“半夜三更,你在这作甚?”
耳畔传来一声熟悉的声音,南芝惊骇转身,看到了一个熟人。
他身穿一袭清冷白衣,在夜色中,比天上月亮更加皎洁醒目。
“我……”三更天,南芝不知道如何作答,若说是去寻秀瑜,也到不了这个时辰。
男子面带疑惑,狐疑地打量了她一眼。
少女面色惨白如纸,红红的眼睛肿的老大,蹲在地上,小小一团,可怜兮兮的。
东方潜抬出手,出于礼节,他手心向下,只为她留个借力起身的机会。
南芝轻道声谢,她没去攀他的手,而是手掌撑地,缓慢起身。
她的双腿很麻,像是蹲了许久,脚下方一个踉跄,人已被一清冷带着淡淡香气的身子揽住。
“多谢。”南芝反应很快,忙要推开面前人,那人却是搂的很紧,不给她任何脱身机会。
“别动。”被当成登徒子避之不及的某人面上微红,扶着这个站都站不稳的小女生,他此刻也没了多问的想法。
他今夜原是要去东街废旧医馆那处,不知哪根筋搭错,他不知不觉走到此处,更是见到这人躲在巷口,哭的伤心。

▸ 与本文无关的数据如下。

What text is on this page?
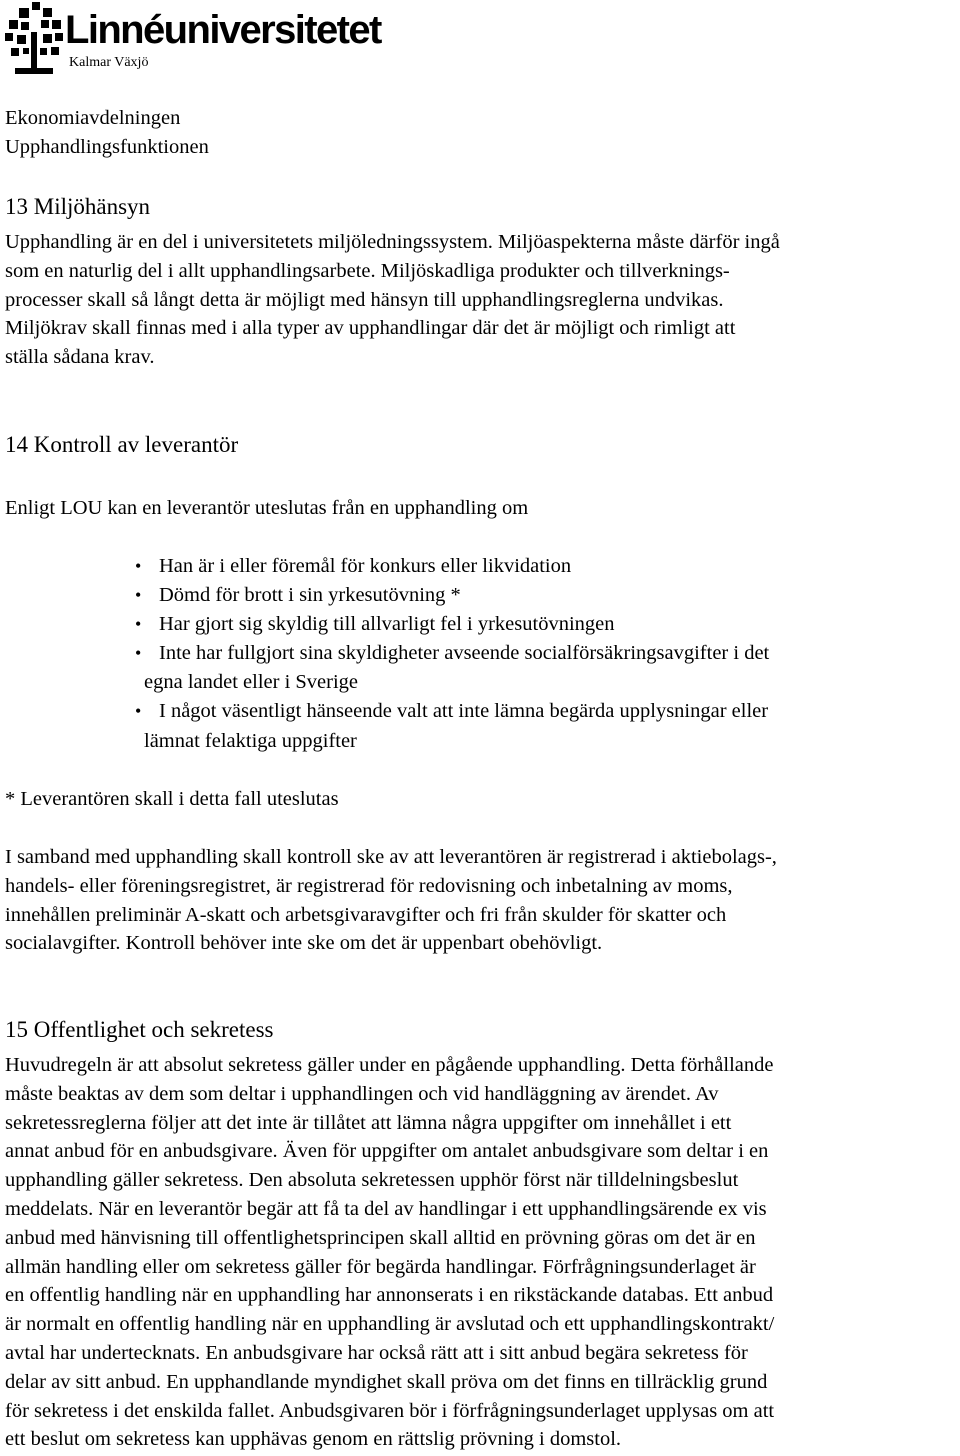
Linnéuniversitetet
Kalmar Växjö
Ekonomiavdelningen
Upphandlingsfunktionen
13 Miljöhänsyn
Upphandling är en del i universitetets miljöledningssystem. Miljöaspekterna måste därför ingå
som en naturlig del i allt upphandlingsarbete. Miljöskadliga produkter och tillverknings-
processer skall så långt detta är möjligt med hänsyn till upphandlingsreglerna undvikas.
Miljökrav skall finnas med i alla typer av upphandlingar där det är möjligt och rimligt att
ställa sådana krav.
14 Kontroll av leverantör
Enligt LOU kan en leverantör uteslutas från en upphandling om
• Han är i eller föremål för konkurs eller likvidation
• Dömd för brott i sin yrkesutövning *
• Har gjort sig skyldig till allvarligt fel i yrkesutövningen
• Inte har fullgjort sina skyldigheter avseende socialförsäkringsavgifter i det
egna landet eller i Sverige
• I något väsentligt hänseende valt att inte lämna begärda upplysningar eller
lämnat felaktiga uppgifter
* Leverantören skall i detta fall uteslutas
I samband med upphandling skall kontroll ske av att leverantören är registrerad i aktiebolags-,
handels- eller föreningsregistret, är registrerad för redovisning och inbetalning av moms,
innehållen preliminär A-skatt och arbetsgivaravgifter och fri från skulder för skatter och
socialavgifter. Kontroll behöver inte ske om det är uppenbart obehövligt.
15 Offentlighet och sekretess
Huvudregeln är att absolut sekretess gäller under en pågående upphandling. Detta förhållande
måste beaktas av dem som deltar i upphandlingen och vid handläggning av ärendet. Av
sekretessreglerna följer att det inte är tillåtet att lämna några uppgifter om innehållet i ett
annat anbud för en anbudsgivare. Även för uppgifter om antalet anbudsgivare som deltar i en
upphandling gäller sekretess. Den absoluta sekretessen upphör först när tilldelningsbeslut
meddelats. När en leverantör begär att få ta del av handlingar i ett upphandlingsärende ex vis
anbud med hänvisning till offentlighetsprincipen skall alltid en prövning göras om det är en
allmän handling eller om sekretess gäller för begärda handlingar. Förfrågningsunderlaget är
en offentlig handling när en upphandling har annonserats i en rikstäckande databas. Ett anbud
är normalt en offentlig handling när en upphandling är avslutad och ett upphandlingskontrakt/
avtal har undertecknats. En anbudsgivare har också rätt att i sitt anbud begära sekretess för
delar av sitt anbud. En upphandlande myndighet skall pröva om det finns en tillräcklig grund
för sekretess i det enskilda fallet. Anbudsgivaren bör i förfrågningsunderlaget upplysas om att
ett beslut om sekretess kan upphävas genom en rättslig prövning i domstol.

夜里寂静,连声虫鸣鸟叫都没,以为人被欺负了,他快步上前,却什么鬼影也没见着。
不是被人欺负了,莫不是被鬼?
“本官让十七送你的那符是假的?”他问。
南芝闻言,取出那空荡荡的信封,她眼眸向下,看到地上还有燃尽的纸灰。
“多谢大人。”像是这时,她才终于缕清,自己活在怀南县。
拿着空了的信封,一股暖流自四面八方涌入她冰凉的躯体。
南芝重新扬起笑脸,因为路过,她的声音带了些哑。
“大人。”她唤他。
“没事了?”
“没事,有大人送的符纸护着,怎会出事。”她笑。
“没事便好。”
面前房屋过于简陋,也不知到了严冬,能否遮风避雪。
待到四肢钝感消失,南芝忙放开他的臂弯,她垂头又低声道了句谢。
待走路巷口,面前的景象太过熟悉,强忍着的泪意再也憋不住,泪水如同断线的珠子滴滴掉落。
见她这样,鲜少安慰人的懿王大人伸出手,悬在她头上停了好一会儿,还是收回。
他伸手入怀,漠然取出一张帕子,递到少女面前。
“哭过了就进去吧,若是这段路也不敢走,本官多送你一程也不是不可。”
南芝没有伸手,抬手掩去泪水,她郑重点头。
在夜色下,他眸子如星芒一般耀眼夺目。南芝再次垂下眼睫,她没再向前,停下脚步。
“大人,我想家了。”她声音很低,风一吹便会散去。
“需要衙门帮你寻亲?”他问。
南芝重重摇头,感受到身后传来的暖意,她最近再次微微弯起,两行清泪自面颊滑落。
“不必了,想过以后就不想了。”
“大人,你来此地是有何要事?”
幻境记忆正在离她远去,面前人的身影愈发凝实,她很肯定,面前这人是真实存在的。
“无事,出来散散心。”他随口敷衍。又垂眸扫视了下面前人,看她已恢复平静,想着如今时辰也还早。
便开口道,“既然无事,便随本官随处走走吧。”
路上,他又问起为何深夜未归一时。
南芝想了下,如实说出她去了明雪家中一事。
“想来就来,想走便走,这人莫不是将县衙当成客栈了。”他的声音听不出喜怒。
怕他迁怒明雪,南芝忙替她解释:“非明雪不愿,实是她身子不适,恐怕难以胜任捕快一值。”
“无事,与段从星说一声,月例工钱留下便是。”
他们走的方向,是去城南城郊。
南芝记得,是那处邪修的屋中,那枚鳞片还在她身上,还未来得及找到半仙。
想了下,南芝将鳞片取出,递到他面前。
“大人,这是我早上从邪修屋中寻到的,还带着新鲜血迹。”顿了顿,她忙补充,“原本看着怪异,想先问过半仙,待查清楚再上报。”
他拿着鳞片,眉头微蹙。
鳞片如玉剔透,泛着淡淡幽光,他没见过。
将鳞片收好,他看向面前屋门大敞的住所,问:“会怕不?”
邪修被羁押在县衙牢房,他的住所空落落的,月光落进去,巨大的铜镜反射出黄色亮光。
见南芝摇头,他才推开那扇木门,抬脚有进去。